Ho conosciuto persone che seppur dotate di approfondite conoscenze biologiche considerano l'ofide come una forma di vita “disgustosa” da accuratamente evitale. Ho un'amico psichiatra che non mi ha mai frequentato in casa perchè detengo gli ofidi. Alcuni veterinari non effettuano visite al mio domicilio perchè li detestano, microbiologi che preferiscono l'invio di microfotografie dei vetrini per evitarne il contatto, anche indiretto. Insomma sembra che l'ofidiofobia attraverando tutte le culture condanni questi splendidi ed utilissimi animali ad una “emarginazione” perenne.

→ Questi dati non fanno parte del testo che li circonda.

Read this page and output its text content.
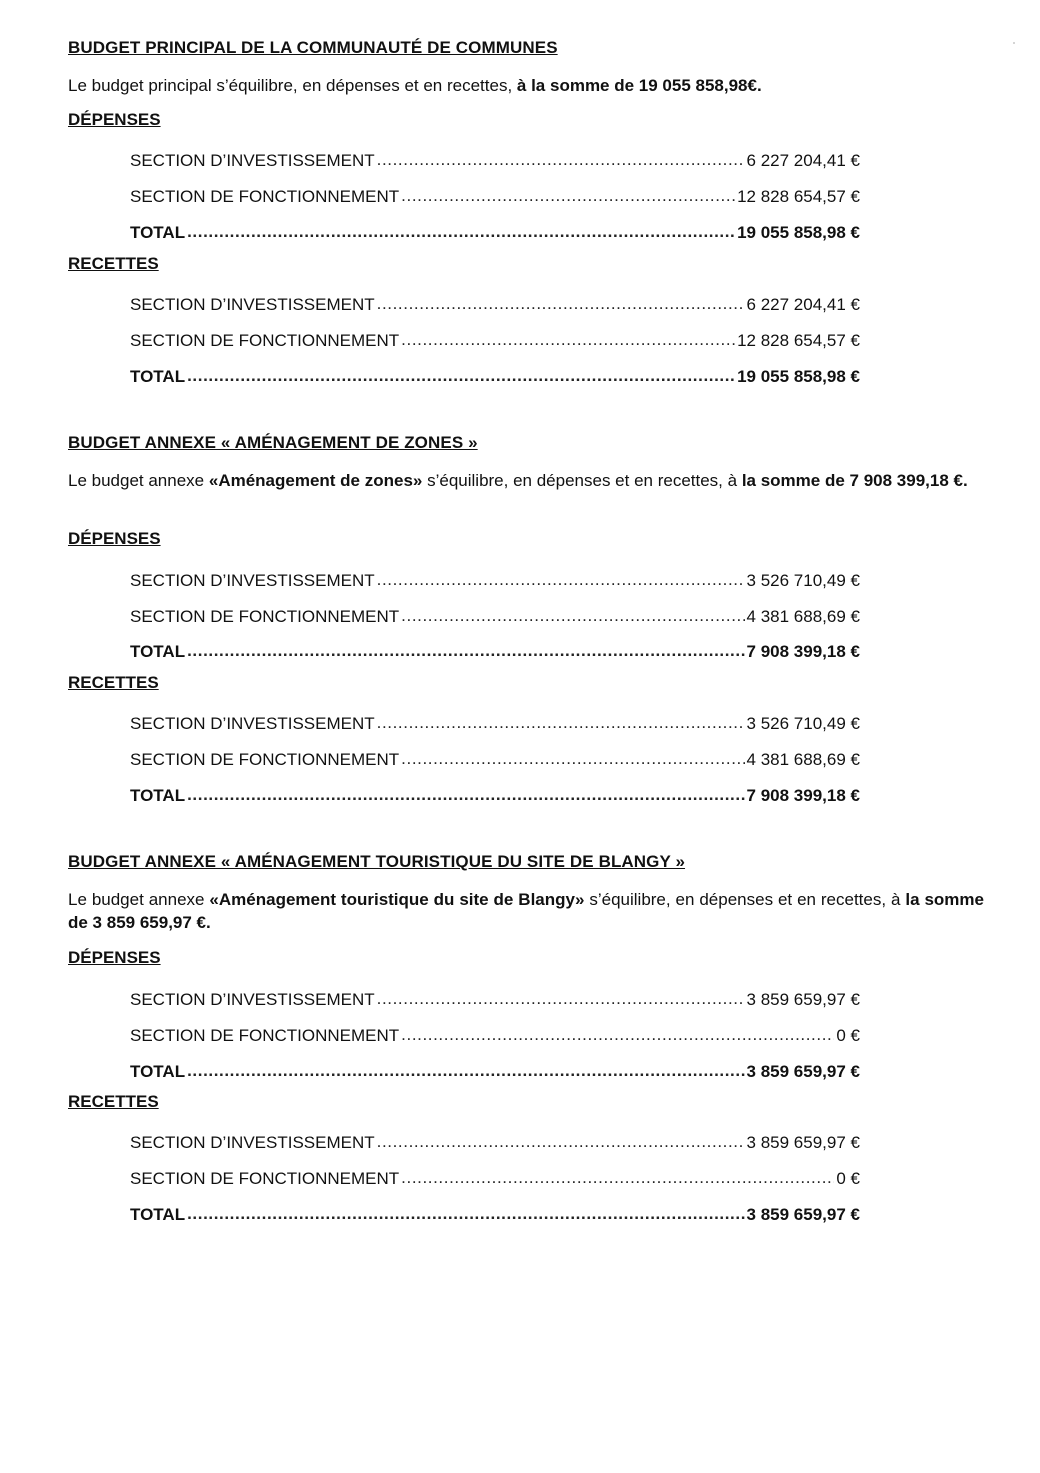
BUDGET PRINCIPAL DE LA COMMUNAUTÉ DE COMMUNES
Le budget principal s’équilibre, en dépenses et en recettes, à la somme de 19 055 858,98€.
DÉPENSES
SECTION D’INVESTISSEMENT .....	6 227 204,41 €
SECTION DE FONCTIONNEMENT .....	12 828 654,57 €
TOTAL .....	19 055 858,98 €
RECETTES
SECTION D’INVESTISSEMENT .....	6 227 204,41 €
SECTION DE FONCTIONNEMENT .....	12 828 654,57 €
TOTAL .....	19 055 858,98 €
BUDGET ANNEXE « AMÉNAGEMENT DE ZONES »
Le budget annexe «Aménagement de zones» s’équilibre, en dépenses et en recettes, à la somme de 7 908 399,18 €.
DÉPENSES
SECTION D’INVESTISSEMENT .....	3 526 710,49 €
SECTION DE FONCTIONNEMENT .....	4 381 688,69 €
TOTAL .....	7 908 399,18 €
RECETTES
SECTION D’INVESTISSEMENT .....	3 526 710,49 €
SECTION DE FONCTIONNEMENT .....	4 381 688,69 €
TOTAL .....	7 908 399,18 €
BUDGET ANNEXE « AMÉNAGEMENT TOURISTIQUE DU SITE DE BLANGY »
Le budget annexe «Aménagement touristique du site de Blangy» s’équilibre, en dépenses et en recettes, à la somme de 3 859 659,97 €.
DÉPENSES
SECTION D’INVESTISSEMENT .....	3 859 659,97 €
SECTION DE FONCTIONNEMENT .....	0 €
TOTAL .....	3 859 659,97 €
RECETTES
SECTION D’INVESTISSEMENT .....	3 859 659,97 €
SECTION DE FONCTIONNEMENT .....	0 €
TOTAL .....	3 859 659,97 €
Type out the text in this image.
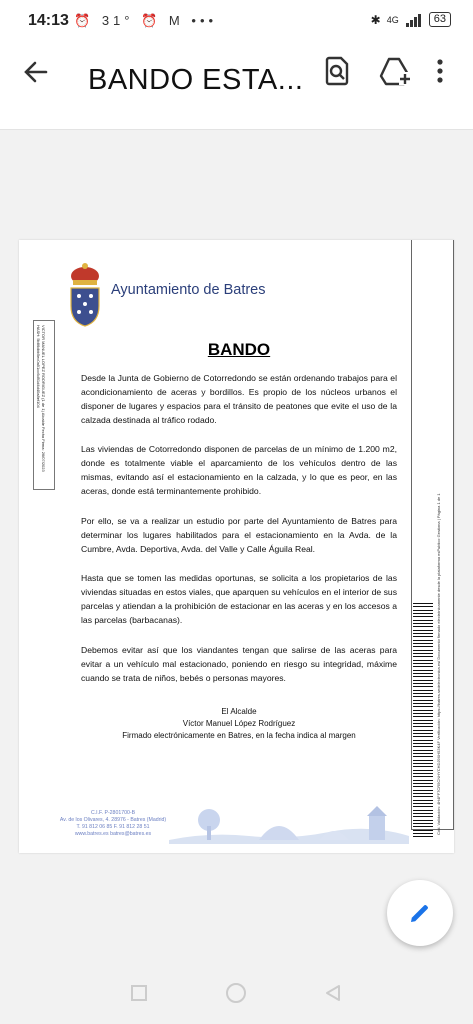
14:13 ⏰ 31° ⏰ M •••	✱ 4G	63
BANDO ESTA...
Ayuntamiento de Batres
VICTOR MANUEL LOPEZ RODRIGUEZ (1 de 1) Alcalde Fecha Firma: 26/07/2023 HASH: 5b86dbb5ec0a51cc6d91d4d40a8ef104
Cód. Validación: 4H4FF7CR5CNHYCHDJ9XH53K4F Verificación: https://batres.sedelectronica.es/ Documento firmado electrónicamente desde la plataforma esPublico Gestiona | Página 1 de 1
BANDO

Desde la Junta de Gobierno de Cotorredondo se están ordenando trabajos para el acondicionamiento de aceras y bordillos. Es propio de los núcleos urbanos el disponer de lugares y espacios para el tránsito de peatones que evite el uso de la calzada destinada al tráfico rodado.

Las viviendas de Cotorredondo disponen de parcelas de un mínimo de 1.200 m2, donde es totalmente viable el aparcamiento de los vehículos dentro de las mismas, evitando así el estacionamiento en la calzada, y lo que es peor, en las aceras, donde está terminantemente prohibido.

Por ello, se va a realizar un estudio por parte del Ayuntamiento de Batres para determinar los lugares habilitados para el estacionamiento en la Avda. de la Cumbre, Avda. Deportiva, Avda. del Valle y Calle Águila Real.

Hasta que se tomen las medidas oportunas, se solicita a los propietarios de las viviendas situadas en estos viales, que aparquen su vehículos en el interior de sus parcelas y atiendan a la prohibición de estacionar en las aceras y en los accesos a las parcelas (barbacanas).

Debemos evitar así que los viandantes tengan que salirse de las aceras para evitar a un vehículo mal estacionado, poniendo en riesgo su integridad, máxime cuando se trata de niños, bebés o personas mayores.

El Alcalde
Víctor Manuel López Rodríguez
Firmado electrónicamente en Batres, en la fecha indica al margen
C.I.F. P-2801700-B
Av. de los Olivares, 4. 28976 - Batres (Madrid)
T. 91 812 06 85 F. 91 812 28 51
www.batres.es batres@batres.es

L'ofidiofobia è maggiormente radicata proprio nelle popolazioni con minor rischio di avvelenamenti perchè ,per contro, nei paesi tropicali, dove la stessa troverebbe giustificazione, l'ofide è visto come protettore delle derrate alimentari.
In Italia gli imenotteri aculeati sono responsabili di oltre 10 decessi l'anno mentre gli ofidi nostrani non hanno mai minacciato seriamente la vita dell'uomo, comprese le 4 specie di vipere (tutte montane).
L'Ofidiofobia è stata sfruttata dall'industria farmaceutica nei decenni scorsi con la libera vendita ( ora finalmente interdetta) di sieri antiofidici, che hanno causato non pochi decessi per shoc anafilattico.
L'ofidiofobia costituisce una fonte di ricchezza per i produttori di programmi tv che sfruttando la carica ansiogenoemozionale dello spettatore mandano in onda orribili “documentari” alla Bear Grylls/Discovery dove gli animali vengono uccisi con indicibile crudeltà, oppure come i “crocodiole hunter “ dove i vari “risk” sfidano i rettili rischiando la loro vita.
Insomma tutto rema contro il buon senso di una razionale consapevolezza che i rettili siano animali timidi, che evitano accuratamente l'uomo e che lo proteggono dalla proliferazione dei roditori, che costituiscono la vera minaccia per l'umanità!
Quando un terapeuta emotocognitivo, con l'intenzione di ripristinare la libertà di azione del paziente, lo convince ad evitare i serpenti per il solo fatto che fanno ribrezzo e non perchè sono la causa dei suoi attacchi di panico, consolida nello stesso la convinzione che si tratti di animali “immondi”, detestabili, contribuendo inconsapevolmente a giustificare la posizione ofidiofobica di una Società da sempre nemica della natura e incurante dell'ambiente.